Cryptocurrencies: Questions the Board should be asking
Financial services firms are seeing increasing demand from their customers for access to Bitcoin and other cryptocurrency-related products, and the capital markets also are confronting a broad set of crypto-related developments.
Given the dynamic nature of the market, the emerging legal and regulatory climate, and the volatility of crypto assets, it can be a daunting task to define the space or even understand the strategic rationale of introducing a cryptocurrency into an organization.
As the role of the board is to discuss, review, and ultimately approve overall strategy, how can the board engage in constructive dialog about the potential strategic fit of cryptocurrencies?
What are the realistic use cases for our organization?
Any conversation about crypto assets should start by taking this practical approach to understanding the nature of the business opportunities and risks involved rather than seeing it as a technology project for business units to manage. Several brokerage firms now allow clients to trade the Bitcoin futures product, and additional cryptocurrency financial products could emerge. Other offerings, such as institutional trading and cryptocurrency dedicated funds, could also be on the horizon, while areas such as custodial services are greenfield.
Boards of financial services firms should start by asking management if it can harness cryptocurrencies to increase the value of existing products or services.
How will extreme changes in valuations or volumes (5x-10x) impact the strategy?
Cryptocurrencies such as Bitcoin (BTC), Ether (ETH), and Ripple (XRP) have seen significant increases in trading volume and interest from retail and institutional investors. Given the volatility of cryptocurrencies, boards should ask about market sensitivities and scenario assumptions if inputs were to go up or down by a factor of 5x-10x.
Does management have an effective system in place to model, manage, and balance risks?
Financial services firms evaluating whether or not to enter the market should first take a stance on regulatory and reputational risk. Regulatory uncertainty or the inability to accurately calculate the fair value of a cryptocurrency may prove to be a challenge and will influence decisions whether to proceed.
Boards should press management teams to consider whether adjusting existing risk management systems is adequate or whether new frameworks are needed.
Is internal audit equipped to offer independent assurance of the technology, policies, and controls?
Cryptocurrencies will ultimately introduce exposure to distributed ledger technology (DLT), which presents challenges to the traditional audit approach. Regardless of the promise of the technology, internal audit, risk, or legal teams will still need to test and verify the systems and controls to adequately provide confidence to all stakeholders.
Boards should press management not just on policies and controls surrounding the new technology, but also on whether internal audit teams are properly suited and have the right expertise to perform their jobs.
What are the legal and regulatory guidelines, and how will the organization monitor emerging regulatory considerations?

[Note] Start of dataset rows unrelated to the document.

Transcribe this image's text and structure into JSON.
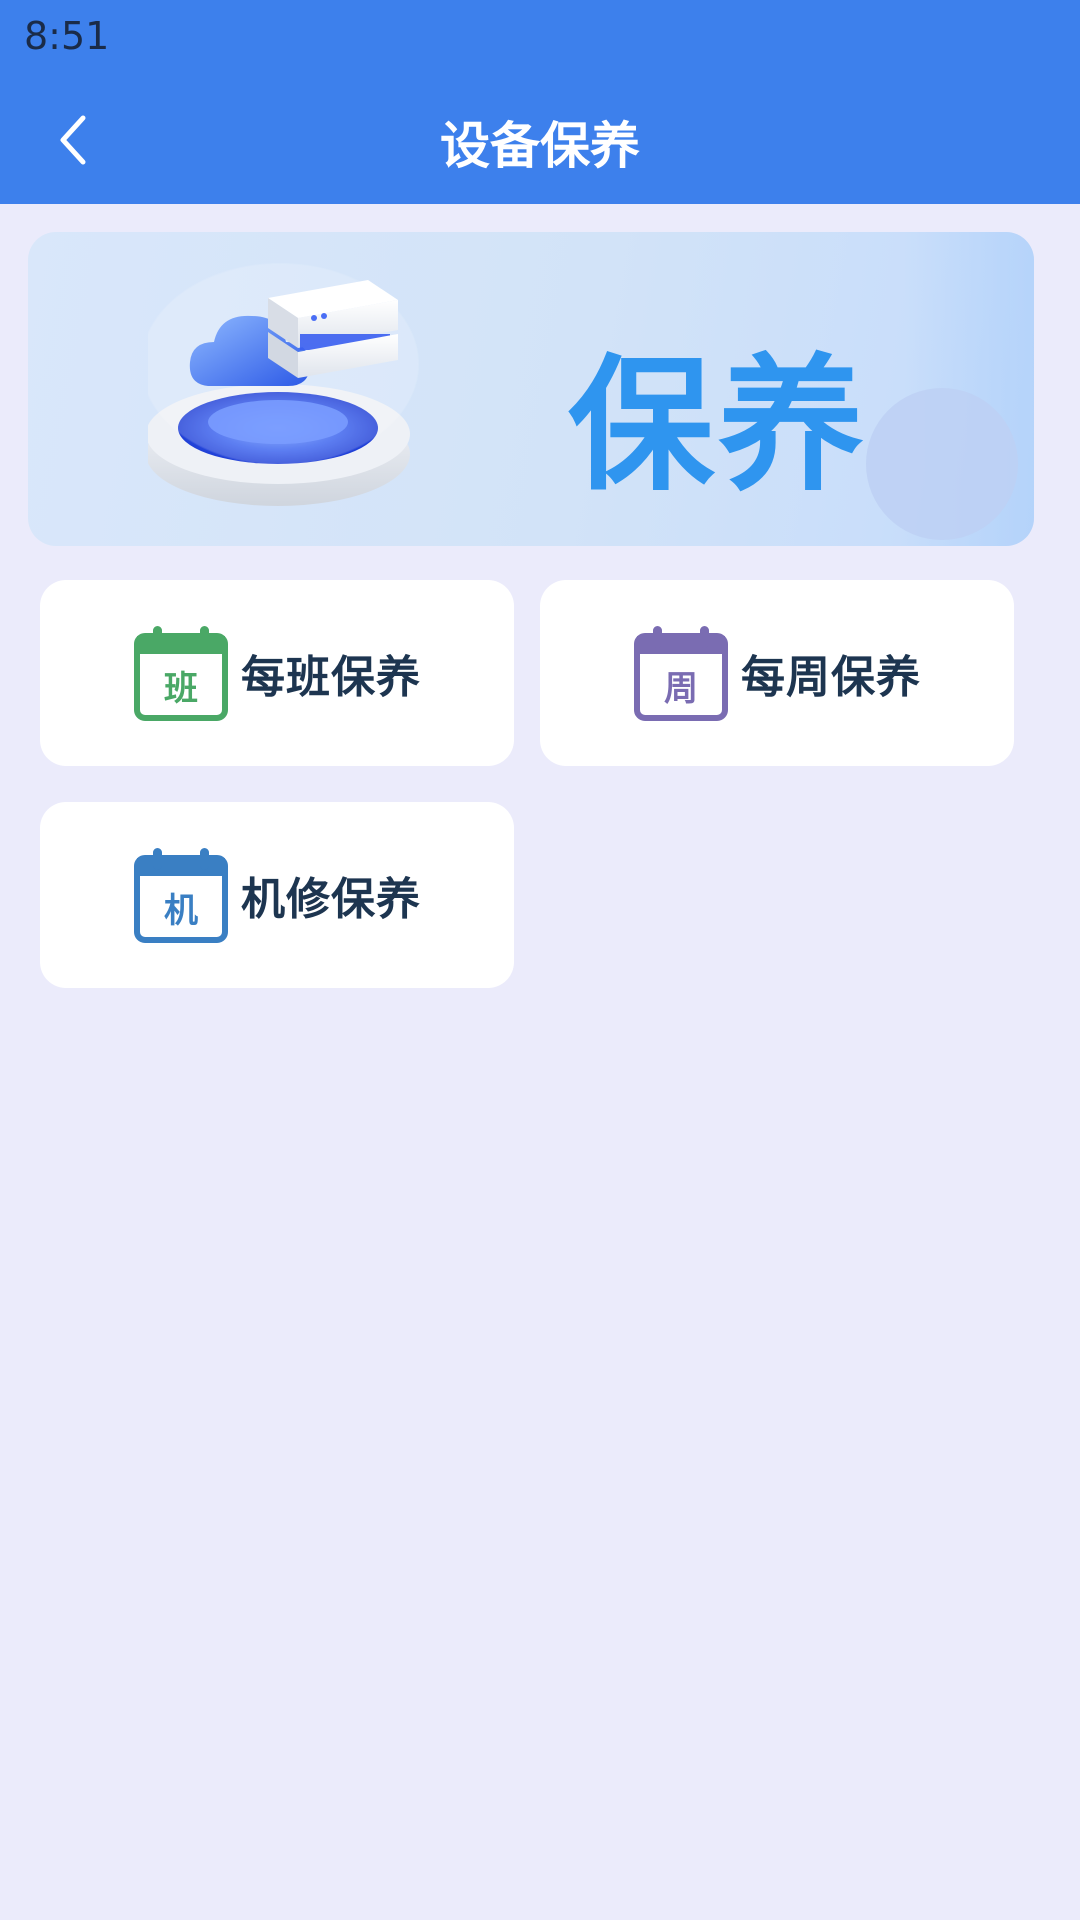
{
  "status_bar": {
    "time": "8:51"
  },
  "app_bar": {
    "title": "设备保养",
    "back_icon": "chevron-left-icon"
  },
  "banner": {
    "text": "保养",
    "illustration": "cloud-server-illustration"
  },
  "menu": [
    {
      "label": "每班保养",
      "icon_char": "班",
      "icon": "calendar-icon",
      "color": "#4aa866"
    },
    {
      "label": "每周保养",
      "icon_char": "周",
      "icon": "calendar-icon",
      "color": "#7a6cb2"
    },
    {
      "label": "机修保养",
      "icon_char": "机",
      "icon": "calendar-icon",
      "color": "#3a7fc3"
    }
  ],
  "colors": {
    "header": "#3d80ec",
    "background": "#ebebfb",
    "banner_text": "#2f95ef",
    "card_label": "#1d3550"
  }
}
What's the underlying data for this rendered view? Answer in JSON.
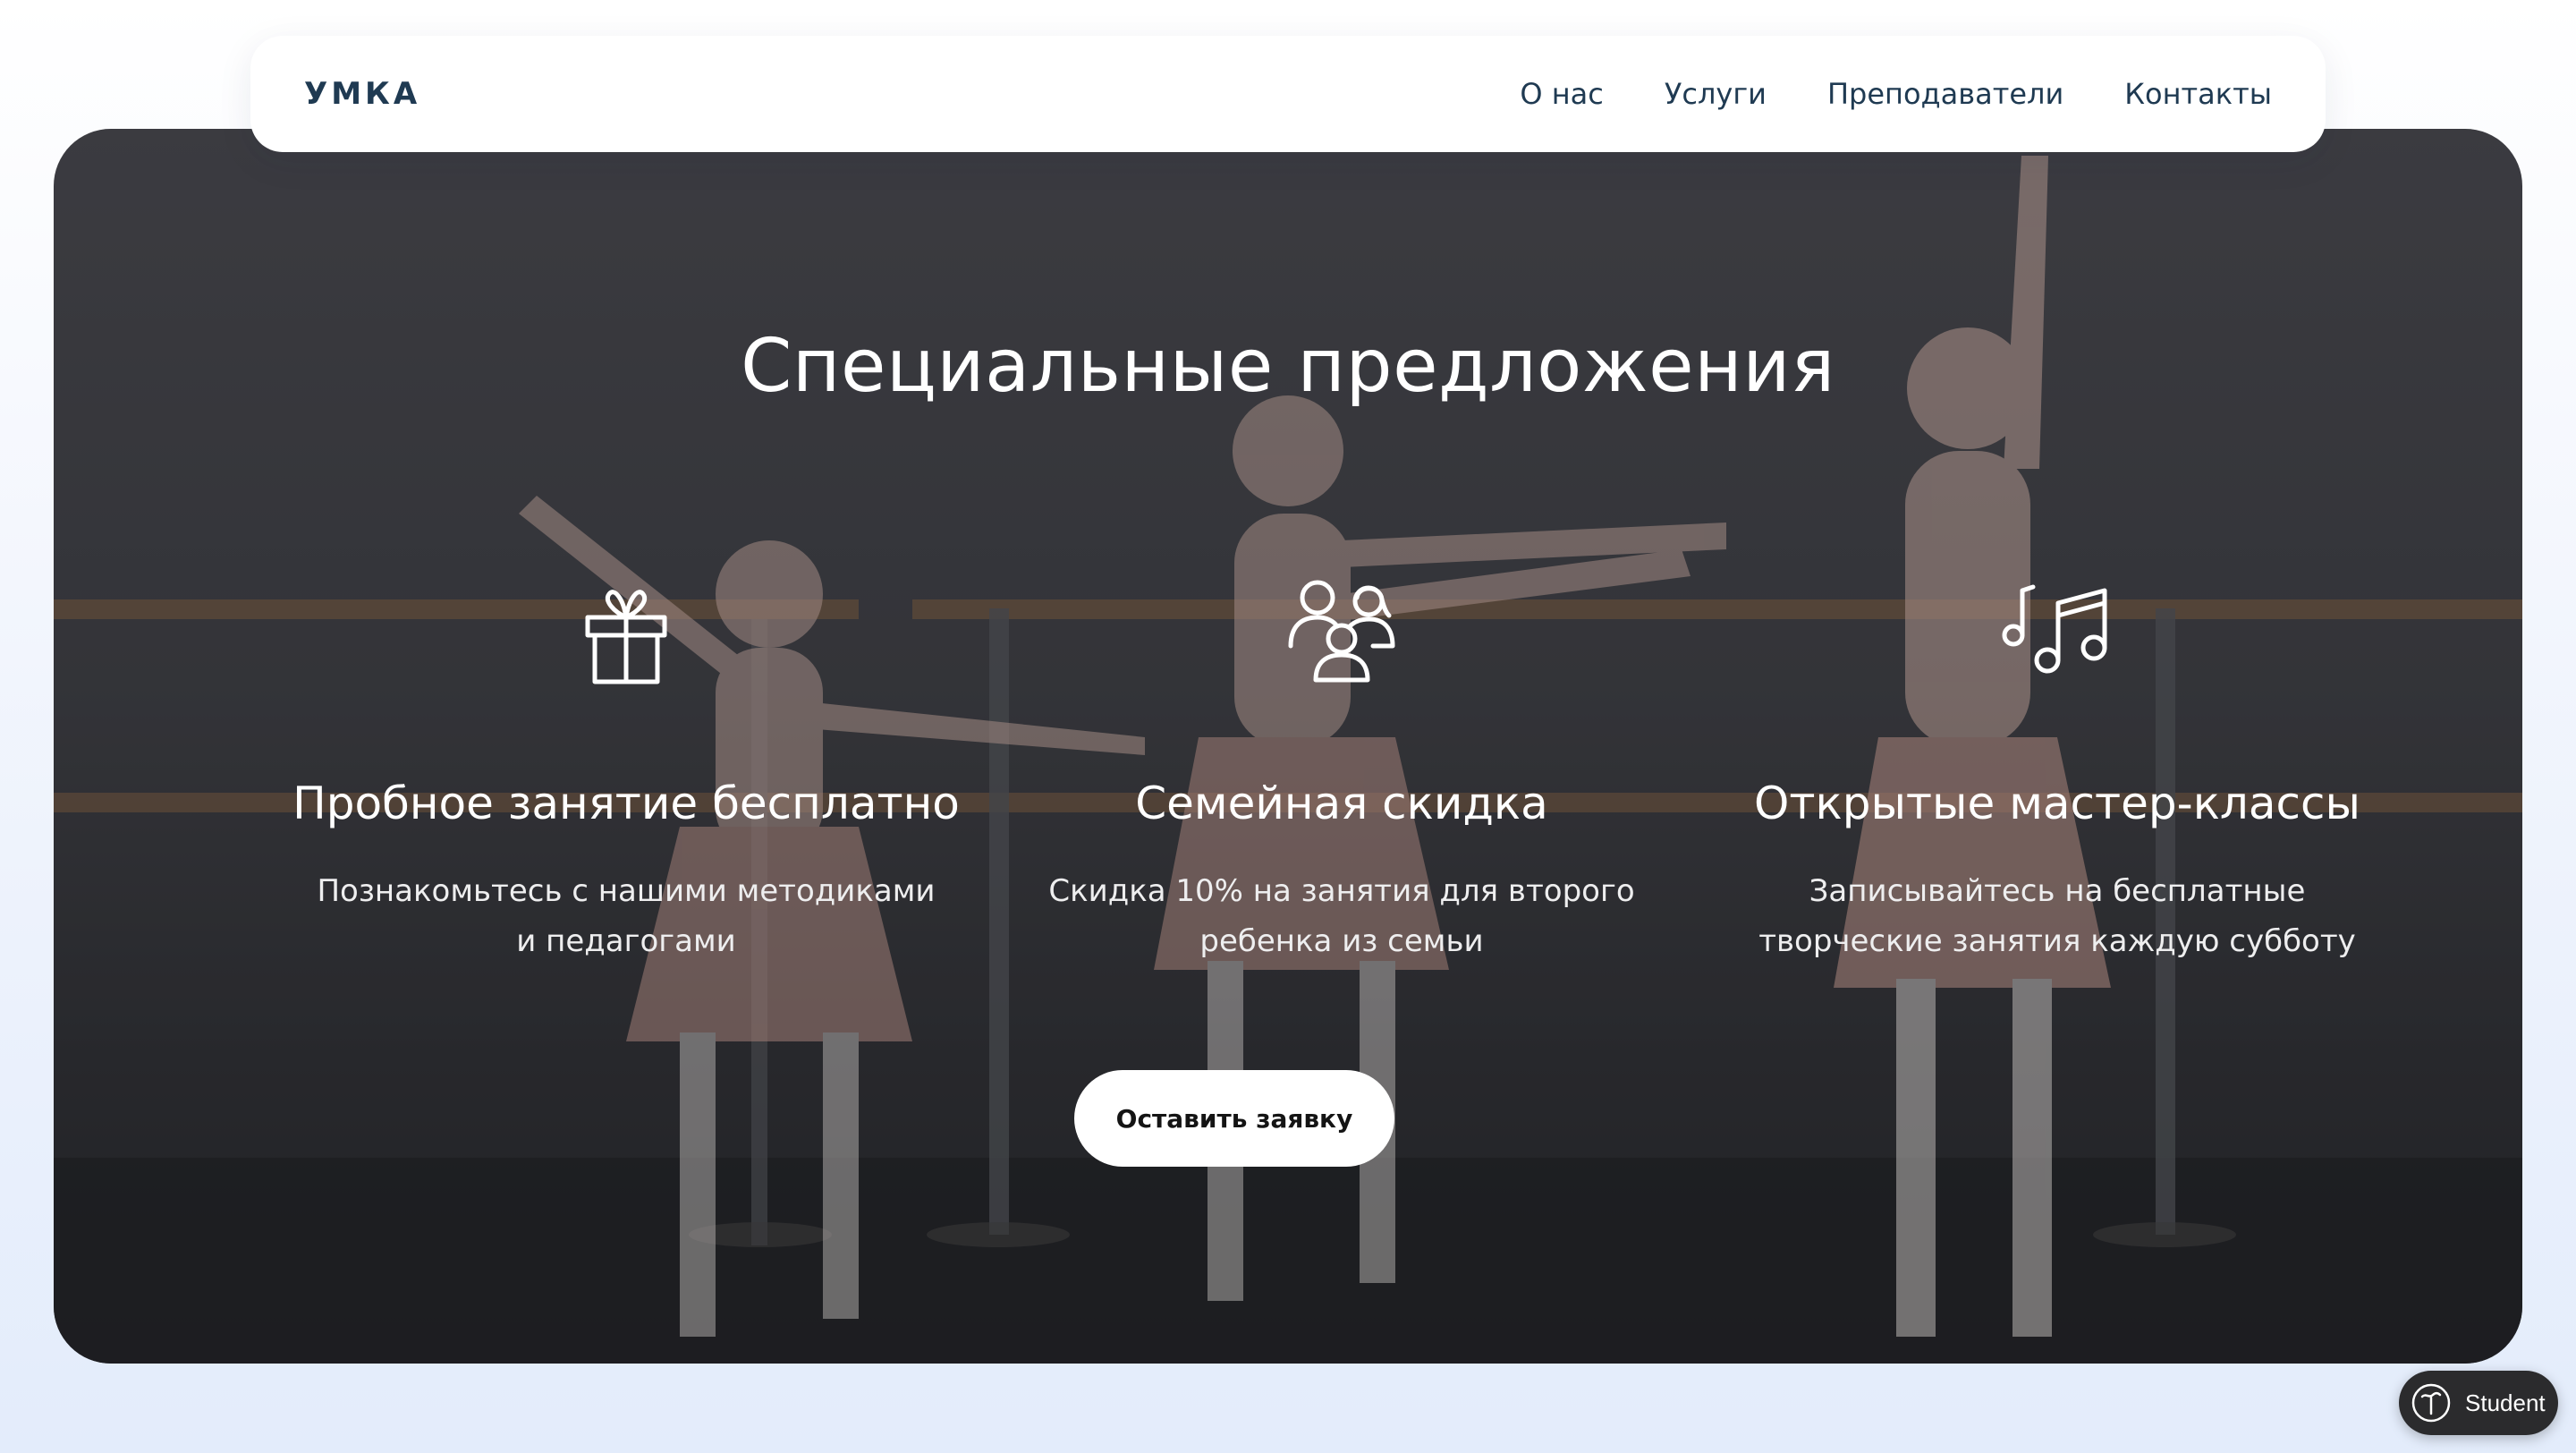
{
  "brand": {
    "logo_text": "УМКА"
  },
  "nav": {
    "items": [
      {
        "label": "О нас"
      },
      {
        "label": "Услуги"
      },
      {
        "label": "Преподаватели"
      },
      {
        "label": "Контакты"
      }
    ]
  },
  "hero": {
    "image_description_icon": "ballet-dancers-photo",
    "title": "Специальные предложения",
    "offers": [
      {
        "icon": "gift-icon",
        "title": "Пробное занятие бесплатно",
        "text": "Познакомьтесь с нашими методиками и педагогами"
      },
      {
        "icon": "family-icon",
        "title": "Семейная скидка",
        "text": "Скидка 10% на занятия для второго ребенка из семьи"
      },
      {
        "icon": "music-notes-icon",
        "title": "Открытые мастер-классы",
        "text": "Записывайтесь на бесплатные творческие занятия каждую субботу"
      }
    ],
    "cta_label": "Оставить заявку"
  },
  "badge": {
    "icon": "tilda-logo-icon",
    "label": "Student"
  },
  "colors": {
    "nav_text": "#1f3a52",
    "hero_overlay": "#3f4045",
    "button_bg": "#ffffff",
    "badge_bg": "#2b2b2d"
  }
}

The inconsistency and early stage of regulation in the US and globally is arguably one of the greatest challenges to how a board or management should think about participation in these markets. As regulators begin to find their footing, the basics may matter the most—the crypto product, its use, who is using it, and where—to identify the potential regulatory regime.
Has management given proper consideration to the global nature of cryptocurrencies?
With the decentralized technology underpinnings of cryptocurrencies, there is no centralized or regulated oversight of the currency itself. User identification and verification are not native and, as such, management and the board will need to consider proper know-your-customer and anti-money laundering (KYC/AML) compliance.
Is management aware of the tax framework and implications?
Each organization’s exposure to this new asset class will vary significantly depending on the specific role and use case taken. The complexities of the tax treatment should be considered prior to exposure to ensure that the right processes and reviews are in place for emerging or changing tax considerations.
Has management considered the technology and security concerns for cryptocurrencies?
Boards should ask probing questions about the security of cryptocurrency keys. The storage and retrieval of cryptocurrencies is critical and, much like any cybersecurity role, largely underappreciated work. Boards should ask management teams what role their organizations want to take with formal security programs and secure storage of cryptocurrencies, and to quantify risk-reward. A company’s specific cyber-risk plan should also be updated for cryptocurrency.
The cryptocurrency market will undoubtedly provide new opportunities to financial services organizations of all sizes and types. When it comes to developing a strategy, however, there is no one answer or way to approach all the issues that must be considered.
In the case of cryptocurrencies, the right questions span many parts of the organization.